Santa Barbara-area families are matched up with the ALS Clinic at the UCLA Medical Center, one of 35 MDA ALS-specific clinics in the country, said Emma Karavardanyan, MDA’s health care services coordinator for the Santa Barbara and Los Angeles areas.

MDA also sponsors local support group meetings, which “allow for ALS families that are in different stages of ALS to network and connect with each other — to learn from each other, basically, and become a support system for each other,” she said.

Amyotrophic lateral sclerosis, or Lou Gehrig’s disease, affects motor neurons in the brain and spinal cord, and can eventually lead to paralysis, according to the ALS Association.

The monthly Wednesday meetings at Goleta Valley Cottage Hospital are well-attended by a group of PALS (people with ALS) and their caregivers, who are usually family members.

Hal and Fran Finney joined last year after Hal’s August diagnosis. Fran is the MDA-hired group facilitator and leads the conversation around the circle so everyone can update the group on their daily lives and new challenges. Caregivers and family members often come even if the person with ALS can’t, as it helps to ask questions and talk to people who understand what you’re going through, Fran said.

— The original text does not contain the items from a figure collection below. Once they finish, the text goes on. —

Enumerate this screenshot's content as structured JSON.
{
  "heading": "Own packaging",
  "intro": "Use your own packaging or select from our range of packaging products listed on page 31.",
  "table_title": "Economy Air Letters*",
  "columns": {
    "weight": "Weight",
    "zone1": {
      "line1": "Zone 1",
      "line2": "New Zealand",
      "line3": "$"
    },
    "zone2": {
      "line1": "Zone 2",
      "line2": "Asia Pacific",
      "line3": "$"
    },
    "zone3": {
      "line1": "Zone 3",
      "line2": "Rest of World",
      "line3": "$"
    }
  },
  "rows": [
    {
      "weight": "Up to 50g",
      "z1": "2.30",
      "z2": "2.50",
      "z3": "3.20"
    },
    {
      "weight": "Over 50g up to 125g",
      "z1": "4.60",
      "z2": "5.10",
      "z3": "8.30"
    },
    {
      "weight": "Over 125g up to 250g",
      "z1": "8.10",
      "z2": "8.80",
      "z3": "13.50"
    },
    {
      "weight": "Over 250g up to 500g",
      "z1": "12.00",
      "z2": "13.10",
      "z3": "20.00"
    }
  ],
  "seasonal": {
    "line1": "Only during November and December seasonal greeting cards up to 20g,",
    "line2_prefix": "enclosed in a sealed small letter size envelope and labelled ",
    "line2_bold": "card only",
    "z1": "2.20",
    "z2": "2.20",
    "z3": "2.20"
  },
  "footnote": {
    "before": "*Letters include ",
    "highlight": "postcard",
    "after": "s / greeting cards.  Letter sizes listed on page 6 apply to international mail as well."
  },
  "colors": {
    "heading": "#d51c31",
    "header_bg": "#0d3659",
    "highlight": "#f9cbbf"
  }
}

ALS affects each person differently, with the speed of progression as well as the weaknesses and strengths. Since it affects one’s voluntary muscle movements, there are some PALS who can walk after years with the disease, and some who lose that ability within a few months.

Federico, a strong-looking man sporting a black cowboy hat and boots, can still walk on his own after five years with the disease. His misleading appearance is difficult to deal with, as people try to hand him gallons of milk to carry at the grocery store, bump into him while walking or ask him to take a picture, he said.

With no treatment or cure for ALS, the priority is to manage and keep ahead of the symptoms.

That’s the one common thread holding all of their stories and challenges together — you never know what’s going to happen next, but you have to prepare for it anyway.

“I’m afraid that I won’t catch things on time,” Fran said.

Four members of the group have died since the Finneys joined last year.

She said she used to think she was a fearmonger, but that she embraces her ability to spot changes in Hal’s condition. Recently, Hal started a clinical trial that administers ceftriaxone, an antibiotic, to see whether it can slow the progression of ALS.

Group members are all dealing with ever-changing conditions, but they make efforts to go about and do activities they enjoy, from grocery shopping to taking a cruise.

“We don’t just sit around and cry,” Hal said.

As talking becomes more difficult, many people with ALS resort to using online communication, such as forums, e-mailing and Facebook.

Hank Wiley wears a touch-screen voice simulator around his neck to communicate, and has programmed an autobiographical explanation of his condition to play to unaware strangers, as well as a few more amusing responses, such as “get a life.”

Hal uses his ever-present iPad for a similar function when he needs to say something quickly or loudly, like, “Fran, don’t drive so fast.”

MDA’s “loan closet program” rents out valuable equipment such as scooters and voice simulators for as long as people need them. It can be difficult to buy expensive equipment out of pocket or to get insurance to pay for them in a timely fashion.

Hal’s insurance won’t OK a motorized wheelchair, for example, as long as he can take at least a single step, and Wiley’s voice simulator is a loaner as well.

The free services provided by MDA are possible because of vigorous fundraising efforts, and it is the sponsored nonprofit for this year’s Santa Barbara International Marathon, set for Nov. 6. Its marathon fundraiser garnered thousands of dollars for ALS research last year, and a group of PALS and supporters walked the last two miles of the race together.

The course runs from Dos Pueblos High School to SBCC’s La Playa Stadium, and the Finneys plan to once again cross the finish line, though Hal will be in his wheelchair this year.